FEDERER: We were thinking of doing different things. Most important was that I definitely do the trip this year, that has been my number one priority. I went to Ethiopia a few years ago but I really wanted to come back to South Africa.
My heart is in South Africa, through my mum. My mum being from here, me spending a lot of time here as well, I feel most connected to this part of the world.
Obviously I would like to see other ones (projects in the five other African countries) as well, but coming here, being able to do something in South Africa and also visiting my family was important.
The 10 years are important to us. I still feel we’re in the beginning of everything. Ten years sounds like a long time but it’s changed a lot in terms of the kids we’re able to reach and the money we’re able to put out there to help.

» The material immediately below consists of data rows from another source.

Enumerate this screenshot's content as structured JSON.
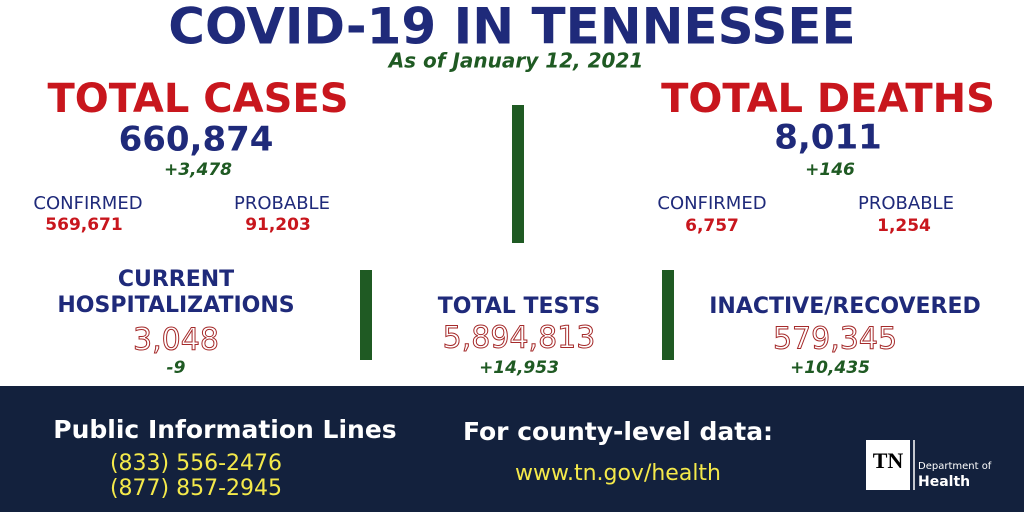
{
  "header": {
    "title": "COVID-19 IN TENNESSEE",
    "subtitle": "As of January 12, 2021"
  },
  "total_cases": {
    "label": "TOTAL CASES",
    "value": "660,874",
    "change": "+3,478",
    "confirmed": {
      "label": "CONFIRMED",
      "value": "569,671"
    },
    "probable": {
      "label": "PROBABLE",
      "value": "91,203"
    }
  },
  "total_deaths": {
    "label": "TOTAL DEATHS",
    "value": "8,011",
    "change": "+146",
    "confirmed": {
      "label": "CONFIRMED",
      "value": "6,757"
    },
    "probable": {
      "label": "PROBABLE",
      "value": "1,254"
    }
  },
  "hospitalizations": {
    "label": [
      "CURRENT",
      "HOSPITALIZATIONS"
    ],
    "value": "3,048",
    "change": "-9"
  },
  "total_tests": {
    "label": "TOTAL TESTS",
    "value": "5,894,813",
    "change": "+14,953"
  },
  "recovered": {
    "label": "INACTIVE/RECOVERED",
    "value": "579,345",
    "change": "+10,435"
  },
  "footer": {
    "info_lines": {
      "title": "Public Information Lines",
      "phones": [
        "(833) 556-2476",
        "(877) 857-2945"
      ]
    },
    "county_data": {
      "title": "For county-level data:",
      "url": "www.tn.gov/health"
    },
    "logo": {
      "abbr": "TN",
      "line1": "Department of",
      "line2": "Health"
    }
  }
}
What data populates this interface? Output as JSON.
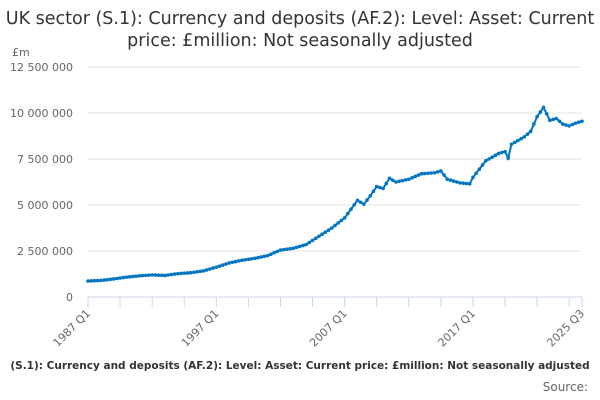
{
  "chart_data": {
    "type": "line",
    "title": "UK sector (S.1): Currency and deposits (AF.2): Level: Asset: Current price: £million: Not seasonally adjusted",
    "ylabel": "£m",
    "ylim": [
      0,
      12500000
    ],
    "yticks": [
      0,
      2500000,
      5000000,
      7500000,
      10000000,
      12500000
    ],
    "ytick_labels": [
      "0",
      "2 500 000",
      "5 000 000",
      "7 500 000",
      "10 000 000",
      "12 500 000"
    ],
    "xlim": [
      1987.0,
      2025.5
    ],
    "xticks": [
      1987.0,
      1997.0,
      2007.0,
      2017.0,
      2025.5
    ],
    "xtick_labels": [
      "1987 Q1",
      "1997 Q1",
      "2007 Q1",
      "2017 Q1",
      "2025 Q3"
    ],
    "grid": true,
    "legend": "(S.1): Currency and deposits (AF.2): Level: Asset: Current price: £million: Not seasonally adjusted",
    "source_label": "Source:",
    "series": [
      {
        "name": "UK sector (S.1) currency and deposits",
        "color": "#0075c2",
        "x": [
          1987,
          1988,
          1989,
          1990,
          1991,
          1992,
          1993,
          1994,
          1995,
          1996,
          1997,
          1998,
          1999,
          2000,
          2001,
          2002,
          2003,
          2004,
          2005,
          2006,
          2007,
          2008,
          2008.5,
          2009,
          2009.5,
          2010,
          2010.5,
          2011,
          2012,
          2013,
          2014,
          2014.5,
          2015,
          2016,
          2016.75,
          2017,
          2018,
          2019,
          2019.5,
          2019.75,
          2020,
          2021,
          2021.5,
          2022,
          2022.5,
          2023,
          2023.5,
          2024,
          2024.5,
          2025,
          2025.5
        ],
        "y": [
          870000,
          900000,
          980000,
          1080000,
          1150000,
          1200000,
          1170000,
          1270000,
          1320000,
          1420000,
          1620000,
          1850000,
          2000000,
          2100000,
          2250000,
          2550000,
          2650000,
          2850000,
          3300000,
          3750000,
          4300000,
          5250000,
          5050000,
          5500000,
          6000000,
          5900000,
          6450000,
          6250000,
          6400000,
          6700000,
          6750000,
          6850000,
          6400000,
          6200000,
          6150000,
          6500000,
          7400000,
          7800000,
          7900000,
          7550000,
          8300000,
          8700000,
          9000000,
          9800000,
          10300000,
          9600000,
          9700000,
          9400000,
          9300000,
          9450000,
          9550000
        ]
      }
    ]
  }
}
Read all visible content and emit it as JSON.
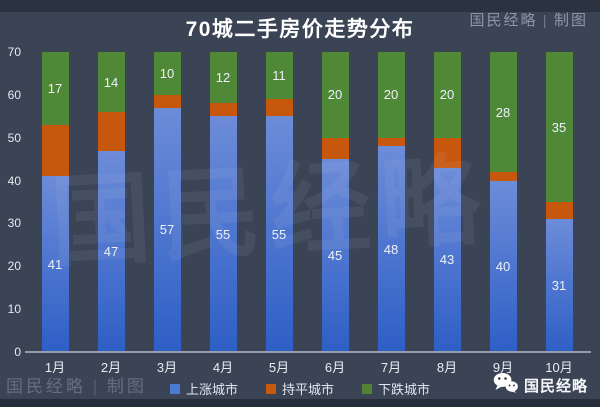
{
  "header": {
    "title": "70城二手房价走势分布",
    "credit": "国民经略 | 制图"
  },
  "watermarks": {
    "center": "国民经略",
    "bottom_left": "国民经略 | 制图"
  },
  "footer": {
    "brand": "国民经略"
  },
  "colors": {
    "up_top": "#6d8cd8",
    "up_bottom": "#2e5fc6",
    "flat": "#c8570e",
    "down": "#4f8837",
    "legend_up": "#4a7bd0",
    "legend_flat": "#c55a11",
    "legend_down": "#548235",
    "background": "#3a4455"
  },
  "chart_data": {
    "type": "bar",
    "stacked": true,
    "title": "70城二手房价走势分布",
    "categories": [
      "1月",
      "2月",
      "3月",
      "4月",
      "5月",
      "6月",
      "7月",
      "8月",
      "9月",
      "10月"
    ],
    "series": [
      {
        "name": "上涨城市",
        "key": "up",
        "labels_visible": true,
        "values": [
          41,
          47,
          57,
          55,
          55,
          45,
          48,
          43,
          40,
          31
        ]
      },
      {
        "name": "持平城市",
        "key": "flat",
        "labels_visible": false,
        "values": [
          12,
          9,
          3,
          3,
          4,
          5,
          2,
          7,
          2,
          4
        ]
      },
      {
        "name": "下跌城市",
        "key": "down",
        "labels_visible": true,
        "values": [
          17,
          14,
          10,
          12,
          11,
          20,
          20,
          20,
          28,
          35
        ]
      }
    ],
    "total_per_bar": 70,
    "xlabel": "",
    "ylabel": "",
    "ylim": [
      0,
      70
    ],
    "ytick_step": 10,
    "grid": false,
    "legend_position": "bottom"
  }
}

In this regard I was thinking of doing another ‘Match for Africa’ again which I did two or three years ago with (Rafa)Nadal when I was able to raise up to $3 million. I don’t know if this year will be the year to do it but I hope to.
REUTERS: Is it important for people in your kind of position to ‘give back’?
FEDERER: Sometimes it’s not always about the money. If people were willing to give time, to talk, to inspire, to help; because at the end of the day it comes down to the people who help the kids get smarter and get better at the end of the day.
Of course you need money to be able to do that sometimes, not everywhere in the world, but here particularly you do, it’s clear, its visible.
REUTERS: Is it important to do it?
FEDERER: I think you have to do what you feel is right to do. I don’t think there’s a certain obligation, but it would be a missed opportunity if you didn’t because, let’s not forget how incredibly lucky... I can only speak for myself; how incredibly lucky I feel that I made my hobby my job and my dream at the end of the day.
Sometimes with little effort I can raise so much awareness or raise so much money in one event, that other people would take a long long time to raise - I feel I would be selfish if I were to not share that with other people.
REUTERS: Your twin daughters are almost four years old now. Does having a family make you better or slow you down?
FEDERER: I thought it would maybe slow me down a bit just because everybody says so. I’m happy that again I was able to prove that it’s possible to have a family and play well.
Not only do I have a family but I have twin girls, so it was super intense in the first years, it’s still very intense now. But I made it work. I have an incredible wife who is so supportive and is willing to travel.